I should add that I really prefer the taste of water from glass bottles or my metal reusable bottle. But I think it would work wonders to ban soda in plastic bottles. Afterall, what did people do before they had them? Probably drank a lot less of the stuff since it was more inconvenient. And their waistline thanked them for it!

Roxanne N.
Roxanne N8 years ago

Well it all sounds well and good to ban plastic water bottles, but what about soda and other "junk" drinks? Bottled water is the healthiest of the drinks that come in plastic bottles, so why ban water and not soda or other sugary drinks?

I use a filter at home and usually refill my own water bottle. But if I'm out somewhere, and don't have my own bottle, should I be forced to buy soda instead of water? And let's face it, a lot of tap water taste awful and/or is fluoridated, and people don't want to drink it. Plus, as someone mentioned, the water may be clean but the pipes are another problem. In my old apt, the water sometimes came out rusted! Would I drink that? Even with a filter? Not on your life.

So before everyone jumps on the bandwagon about banning plastic water bottles, we need to think of alternatives. How about banning soft drinks in plastic bottles to discourage drinking that? What about improving the plastic and making it easier to recycle, or better yet, reuse like glass?

To me, banning plastic water bottles only discourages people from drinking water, which is healthy, while a blind eye is turned to other beverages in plastic bottle. People consume more soda, energy drinks and whatever than water.

Genevieve H.
Genevieve H8 years ago

In Japan too, there used to be water fountains in every station and also in the street, but now you can't find them anymore. So I carry a reusable plastic bottle that I fill at home or at friends, and sometimes in the public toilets too. Does someone know the reason for their disappearance around the world ? What are homeless people supposed to do ? Before drinking water was freely accessible to each and everyone in most developped countries.
Anyway, yes, like everybody else, I knew about Bandanoon and am very pleased this could be the start of something big.

Samantha P.
Samantha P.8 years ago

I think bottled water should really only be available for use in emergency situations or in areas that don't have access to clean water. Otherwise it is a very wasteful and expensive habit!

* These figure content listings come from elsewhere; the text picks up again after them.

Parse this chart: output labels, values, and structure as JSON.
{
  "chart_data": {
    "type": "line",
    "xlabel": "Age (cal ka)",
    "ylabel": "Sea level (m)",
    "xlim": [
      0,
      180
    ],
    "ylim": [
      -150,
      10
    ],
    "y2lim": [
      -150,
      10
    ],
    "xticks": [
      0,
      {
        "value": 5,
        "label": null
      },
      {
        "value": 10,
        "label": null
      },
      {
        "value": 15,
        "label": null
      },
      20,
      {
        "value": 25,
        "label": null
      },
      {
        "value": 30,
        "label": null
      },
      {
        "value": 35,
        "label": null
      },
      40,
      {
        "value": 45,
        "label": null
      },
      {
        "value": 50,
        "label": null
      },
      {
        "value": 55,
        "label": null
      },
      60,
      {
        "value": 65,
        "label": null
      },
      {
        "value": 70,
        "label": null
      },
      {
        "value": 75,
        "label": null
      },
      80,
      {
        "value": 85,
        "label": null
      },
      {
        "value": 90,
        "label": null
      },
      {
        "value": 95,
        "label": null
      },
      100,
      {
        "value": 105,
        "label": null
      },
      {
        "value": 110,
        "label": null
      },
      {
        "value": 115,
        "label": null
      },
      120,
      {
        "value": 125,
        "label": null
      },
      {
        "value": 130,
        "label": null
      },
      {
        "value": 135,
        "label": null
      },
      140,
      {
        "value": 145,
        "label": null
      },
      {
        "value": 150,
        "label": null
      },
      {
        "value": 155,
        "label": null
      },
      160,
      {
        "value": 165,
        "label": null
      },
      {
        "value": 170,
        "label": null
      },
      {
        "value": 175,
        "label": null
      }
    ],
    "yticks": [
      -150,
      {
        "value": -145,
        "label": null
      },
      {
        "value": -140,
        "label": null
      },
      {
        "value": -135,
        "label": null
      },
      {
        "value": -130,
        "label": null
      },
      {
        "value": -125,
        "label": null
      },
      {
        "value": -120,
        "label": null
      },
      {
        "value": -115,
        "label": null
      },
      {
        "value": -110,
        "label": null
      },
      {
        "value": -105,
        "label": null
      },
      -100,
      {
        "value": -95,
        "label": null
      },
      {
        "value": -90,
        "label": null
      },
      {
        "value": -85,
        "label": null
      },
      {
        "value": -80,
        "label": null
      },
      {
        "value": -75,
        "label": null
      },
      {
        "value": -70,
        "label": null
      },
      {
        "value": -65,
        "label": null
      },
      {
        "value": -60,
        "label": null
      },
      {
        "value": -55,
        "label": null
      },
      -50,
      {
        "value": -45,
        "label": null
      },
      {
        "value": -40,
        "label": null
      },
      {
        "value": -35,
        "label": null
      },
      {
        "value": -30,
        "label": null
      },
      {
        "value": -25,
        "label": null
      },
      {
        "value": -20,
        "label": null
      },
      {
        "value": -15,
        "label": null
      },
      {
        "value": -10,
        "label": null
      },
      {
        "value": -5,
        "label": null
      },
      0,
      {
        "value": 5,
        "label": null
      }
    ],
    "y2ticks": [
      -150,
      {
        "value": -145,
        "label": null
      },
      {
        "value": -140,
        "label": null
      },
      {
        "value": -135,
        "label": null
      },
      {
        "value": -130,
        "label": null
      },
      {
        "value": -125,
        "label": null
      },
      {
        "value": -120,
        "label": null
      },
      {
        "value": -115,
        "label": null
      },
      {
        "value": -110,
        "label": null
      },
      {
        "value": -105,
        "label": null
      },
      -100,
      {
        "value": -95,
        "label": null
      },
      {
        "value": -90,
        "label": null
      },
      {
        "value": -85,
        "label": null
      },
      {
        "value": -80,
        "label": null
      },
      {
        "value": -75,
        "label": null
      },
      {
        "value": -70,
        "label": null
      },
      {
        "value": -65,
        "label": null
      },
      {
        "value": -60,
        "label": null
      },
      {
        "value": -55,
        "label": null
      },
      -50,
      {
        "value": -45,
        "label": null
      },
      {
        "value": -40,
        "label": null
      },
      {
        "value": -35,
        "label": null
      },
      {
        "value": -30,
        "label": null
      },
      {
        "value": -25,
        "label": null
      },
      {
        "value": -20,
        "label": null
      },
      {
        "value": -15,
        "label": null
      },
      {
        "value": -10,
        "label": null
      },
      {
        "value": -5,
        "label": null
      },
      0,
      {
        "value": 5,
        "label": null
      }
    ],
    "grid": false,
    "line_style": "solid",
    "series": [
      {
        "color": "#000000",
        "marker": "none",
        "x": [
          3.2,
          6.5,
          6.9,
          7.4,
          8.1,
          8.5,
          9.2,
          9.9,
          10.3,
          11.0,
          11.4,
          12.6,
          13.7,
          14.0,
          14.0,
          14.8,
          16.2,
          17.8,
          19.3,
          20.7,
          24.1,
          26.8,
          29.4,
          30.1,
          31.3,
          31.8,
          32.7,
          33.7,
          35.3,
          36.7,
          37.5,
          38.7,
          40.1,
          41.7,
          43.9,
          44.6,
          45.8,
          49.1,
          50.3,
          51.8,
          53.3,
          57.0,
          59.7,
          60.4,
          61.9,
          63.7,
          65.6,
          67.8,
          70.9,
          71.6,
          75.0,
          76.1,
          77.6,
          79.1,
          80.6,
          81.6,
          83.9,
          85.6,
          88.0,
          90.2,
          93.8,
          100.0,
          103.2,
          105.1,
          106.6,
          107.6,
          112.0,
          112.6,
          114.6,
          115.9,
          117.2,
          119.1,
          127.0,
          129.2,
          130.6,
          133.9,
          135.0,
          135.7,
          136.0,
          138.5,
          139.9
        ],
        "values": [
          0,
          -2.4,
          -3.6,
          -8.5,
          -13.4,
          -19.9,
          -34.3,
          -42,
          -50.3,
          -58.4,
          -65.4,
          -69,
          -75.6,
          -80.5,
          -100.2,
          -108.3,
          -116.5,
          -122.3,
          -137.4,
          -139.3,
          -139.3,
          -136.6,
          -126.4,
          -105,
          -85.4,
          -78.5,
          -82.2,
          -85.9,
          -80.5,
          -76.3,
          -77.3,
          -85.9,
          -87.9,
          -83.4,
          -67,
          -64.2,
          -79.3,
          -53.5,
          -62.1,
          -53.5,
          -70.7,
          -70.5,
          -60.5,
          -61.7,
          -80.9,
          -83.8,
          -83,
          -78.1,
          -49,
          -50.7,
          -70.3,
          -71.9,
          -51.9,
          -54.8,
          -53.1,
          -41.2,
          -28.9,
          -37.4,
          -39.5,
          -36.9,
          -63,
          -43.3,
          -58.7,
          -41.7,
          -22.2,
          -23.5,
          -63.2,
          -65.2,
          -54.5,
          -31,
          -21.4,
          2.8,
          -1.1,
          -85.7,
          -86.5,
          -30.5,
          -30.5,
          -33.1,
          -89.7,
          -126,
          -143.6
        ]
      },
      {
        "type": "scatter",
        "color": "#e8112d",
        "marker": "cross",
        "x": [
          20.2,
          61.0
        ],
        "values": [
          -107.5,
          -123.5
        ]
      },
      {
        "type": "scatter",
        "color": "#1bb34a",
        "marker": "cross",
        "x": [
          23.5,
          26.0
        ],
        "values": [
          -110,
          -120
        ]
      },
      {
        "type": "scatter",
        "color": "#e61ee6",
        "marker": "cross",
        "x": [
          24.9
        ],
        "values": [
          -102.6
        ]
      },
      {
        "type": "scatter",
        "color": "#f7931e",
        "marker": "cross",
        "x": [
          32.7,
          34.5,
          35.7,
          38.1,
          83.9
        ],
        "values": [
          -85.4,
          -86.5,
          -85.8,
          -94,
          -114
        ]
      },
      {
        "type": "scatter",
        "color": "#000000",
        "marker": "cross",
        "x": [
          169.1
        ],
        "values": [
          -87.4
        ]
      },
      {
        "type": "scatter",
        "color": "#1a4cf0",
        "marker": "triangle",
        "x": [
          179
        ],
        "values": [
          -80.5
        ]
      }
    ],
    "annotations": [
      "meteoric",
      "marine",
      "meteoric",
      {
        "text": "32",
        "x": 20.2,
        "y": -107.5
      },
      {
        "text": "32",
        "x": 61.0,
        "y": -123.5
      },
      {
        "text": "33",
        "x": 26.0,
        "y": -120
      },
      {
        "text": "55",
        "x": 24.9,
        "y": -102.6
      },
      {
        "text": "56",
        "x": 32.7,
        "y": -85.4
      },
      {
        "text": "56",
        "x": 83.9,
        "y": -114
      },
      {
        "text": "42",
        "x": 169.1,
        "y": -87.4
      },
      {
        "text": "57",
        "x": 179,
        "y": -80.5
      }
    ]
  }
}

I have a reusable bottle and tap is good enough for me, though water fountains seem less prevalent than I remember. When I come across one, it is often broken down. Then I have to fill my bottle in public restrooms, which I am not sure is very sanitary (I run the water for a ten seconds before I fill it). Does anybody else notice that water fountains are disappearing?

Laura S.
Laura S8 years ago

I live in on the coast of Lake Erie. The water was fine and my faucet filter was sufficient for improving the taste until someone in our local government decided that we could improve our dental health by getting dosed with flouride every day. This was only 5 years ago, years after other people STOPPED flouridating their municipal water supplies. So until someone invents a home filter that removes it, I don't know what else to do. (I still think someone got some kind of "kick-back" out of it, but that's just my theory.)